Providing Open Architecture High Availability Solutions
Providing Open Architecture High Availability Solutions
108
Physical Isolation – Isolating a component from the rest of the system by electrical disconnection,
either using switches or by removing a board.
Platform management – Managing a hardware platform using control features of that platform.
IPMI is frequently used to provide a platform management function.
Preventative maintenance – Maintenance performed on a system to prevent it from failing while
it is needed in operation. Preventive maintenance can be either scheduled or triggered by fault
prediction.
Process control – The ability for an application or other non-OS software component to be able to
start and stop processes.
Process ID table – The list maintained by the OS of which process and threads are running. It
typically includes information on the resources (memory, I/O and CPU time) being used and the
amount of time that the process has been running.
Publish/subscribe – A communications method whereby an software component “publishes” a list
of services it can provide. Other components can then “subscribe” to these services (or “register”
with them) and get notifications.
Rebalance/Re-route – The process of changing which components are receiving and processing
which messages. This allows processing to be moved from one system to another should one
become over- or under utilized or should one system or component fail.

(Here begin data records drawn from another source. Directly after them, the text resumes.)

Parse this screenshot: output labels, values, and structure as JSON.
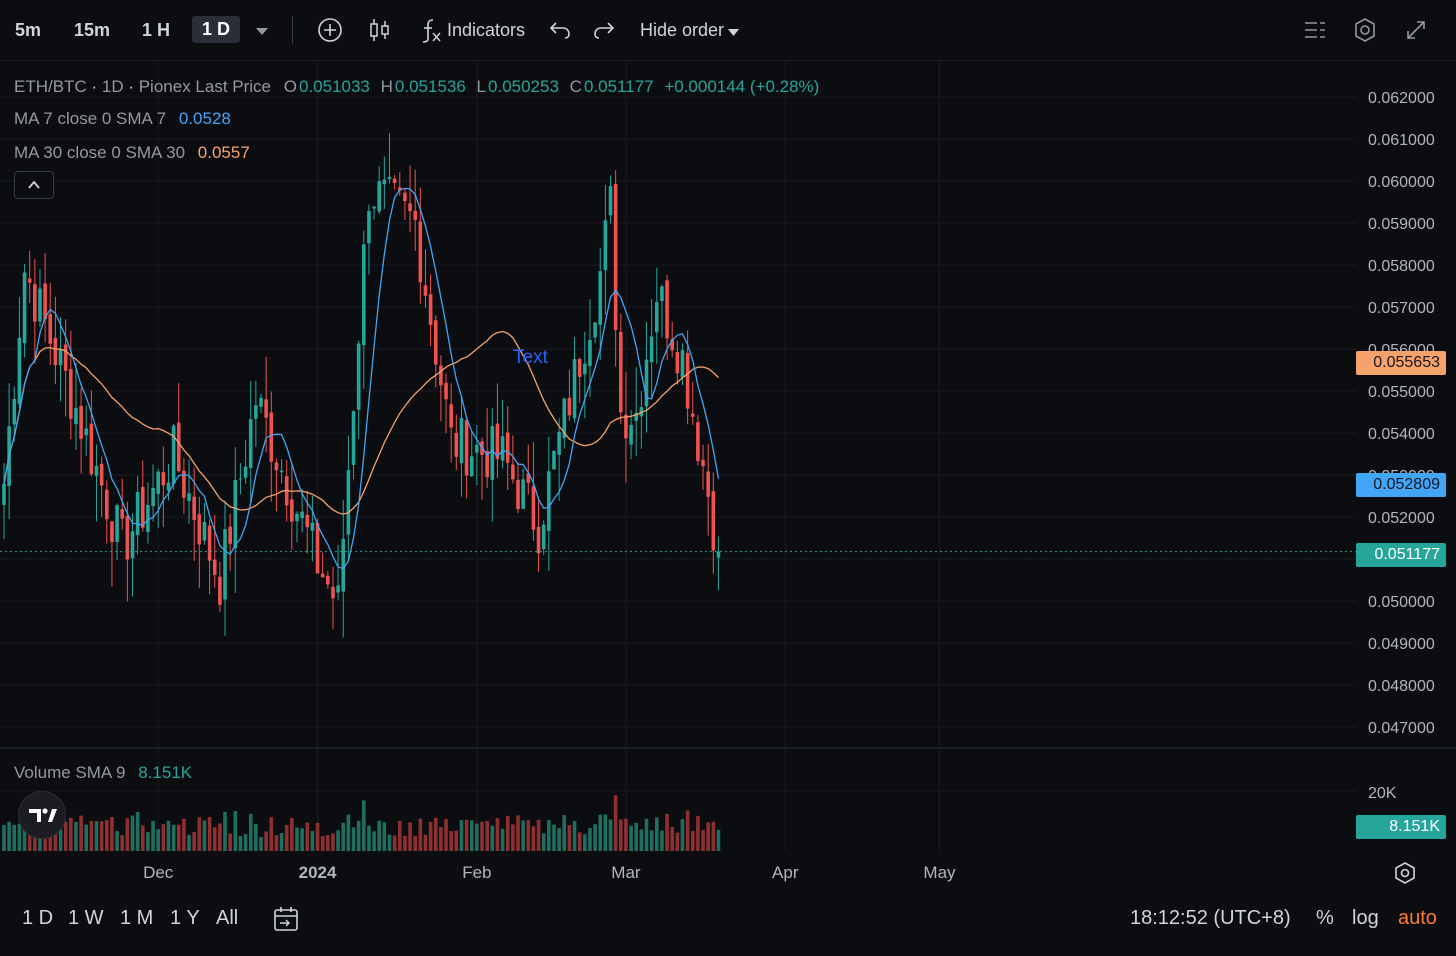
{
  "toolbar": {
    "intervals": [
      "5m",
      "15m",
      "1 H",
      "1 D"
    ],
    "active_interval": "1 D",
    "indicators_label": "Indicators",
    "hide_order_label": "Hide order"
  },
  "legend": {
    "symbol": "ETH/BTC",
    "interval": "1D",
    "source": "Pionex Last Price",
    "o_label": "O",
    "o_value": "0.051033",
    "h_label": "H",
    "h_value": "0.051536",
    "l_label": "L",
    "l_value": "0.050253",
    "c_label": "C",
    "c_value": "0.051177",
    "change": "+0.000144 (+0.28%)",
    "ma7_label": "MA 7 close 0 SMA 7",
    "ma7_value": "0.0528",
    "ma30_label": "MA 30 close 0 SMA 30",
    "ma30_value": "0.0557",
    "volume_label": "Volume SMA 9",
    "volume_value": "8.151K"
  },
  "annotation_text": "Text",
  "price_tags": {
    "ma30": "0.055653",
    "ma7": "0.052809",
    "last": "0.051177",
    "volume": "8.151K"
  },
  "y_axis_labels": [
    "0.062000",
    "0.061000",
    "0.060000",
    "0.059000",
    "0.058000",
    "0.057000",
    "0.056000",
    "0.055000",
    "0.054000",
    "0.053000",
    "0.052000",
    "0.051000",
    "0.050000",
    "0.049000",
    "0.048000",
    "0.047000"
  ],
  "volume_axis_label": "20K",
  "x_axis_labels": [
    "Dec",
    "2024",
    "Feb",
    "Mar",
    "Apr",
    "May"
  ],
  "bottom": {
    "ranges": [
      "1 D",
      "1 W",
      "1 M",
      "1 Y",
      "All"
    ],
    "time": "18:12:52 (UTC+8)",
    "percent": "%",
    "log": "log",
    "auto": "auto"
  },
  "colors": {
    "up": "#26a69a",
    "down": "#ef5350",
    "ma7": "#42a5f5",
    "ma30": "#f7a26b",
    "accent": "#ff7c2a",
    "annotation": "#2962ff"
  },
  "chart_data": {
    "type": "candlestick",
    "symbol": "ETH/BTC",
    "y_range": [
      0.0465,
      0.0625
    ],
    "visible_dates": [
      "2023-11-01",
      "2024-05-15"
    ],
    "series_last": {
      "open": 0.051033,
      "high": 0.051536,
      "low": 0.050253,
      "close": 0.051177
    },
    "ma7_last": 0.052809,
    "ma30_last": 0.055653,
    "volume_sma9_last": 8151,
    "volume_axis": [
      "20K"
    ],
    "checkpoints": [
      {
        "date": "2023-11-01",
        "close": 0.0528
      },
      {
        "date": "2023-11-05",
        "close": 0.0579
      },
      {
        "date": "2023-11-15",
        "close": 0.0546
      },
      {
        "date": "2023-11-24",
        "close": 0.0513
      },
      {
        "date": "2023-12-04",
        "close": 0.0535
      },
      {
        "date": "2023-12-13",
        "close": 0.0505
      },
      {
        "date": "2023-12-20",
        "close": 0.0548
      },
      {
        "date": "2024-01-01",
        "close": 0.0509
      },
      {
        "date": "2024-01-05",
        "close": 0.0499
      },
      {
        "date": "2024-01-11",
        "close": 0.0598
      },
      {
        "date": "2024-01-20",
        "close": 0.059
      },
      {
        "date": "2024-01-27",
        "close": 0.0538
      },
      {
        "date": "2024-02-06",
        "close": 0.0534
      },
      {
        "date": "2024-02-13",
        "close": 0.0518
      },
      {
        "date": "2024-02-20",
        "close": 0.0553
      },
      {
        "date": "2024-02-25",
        "close": 0.0578
      },
      {
        "date": "2024-02-27",
        "close": 0.0594
      },
      {
        "date": "2024-02-29",
        "close": 0.0545
      },
      {
        "date": "2024-03-03",
        "close": 0.0545
      },
      {
        "date": "2024-03-07",
        "close": 0.0574
      },
      {
        "date": "2024-03-12",
        "close": 0.0558
      },
      {
        "date": "2024-03-17",
        "close": 0.0526
      },
      {
        "date": "2024-03-19",
        "close": 0.051177
      }
    ]
  }
}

Reboot – To re-start a computer. Cold reboot occurs when the system is powered-off to reboot.
Warm reboot occurs when the hardware is left running, but the OS is re-started.
Recovery – The system is adjusted or re-started so it functions properly.
Redundant – Having a copy of a component that can be used if the original component fails.
Register – To sign up with a software component to participate with it. See also Publish/subscribe
Reintegration – To take a component that had been out of service and place it back into a system
in either the unassigned, standby or active modes.
Reliability – The attribute associated with systems that do not fail.
Repair - A faulty system component is replaced.
Reporting – The process of passing information on faults and configuration changes to the
management middleware and other components that need to have it.
Residual signature – A software signature which is placed in code to show which version(s) of
patches have been applied to a piece of software. The signature may be removable, but not without
removing the patch it refers to.
Resilience – The property of a component which allows it to function after incurring a fault.
Resilient components provide higher availability than comparable non-resilient components.
Resource allocation – The process of assigning I/O addresses, memory blocks and interrupts to a
software component.
Remote Monitor (RMON) - A standard for remotely monitoring a computing system.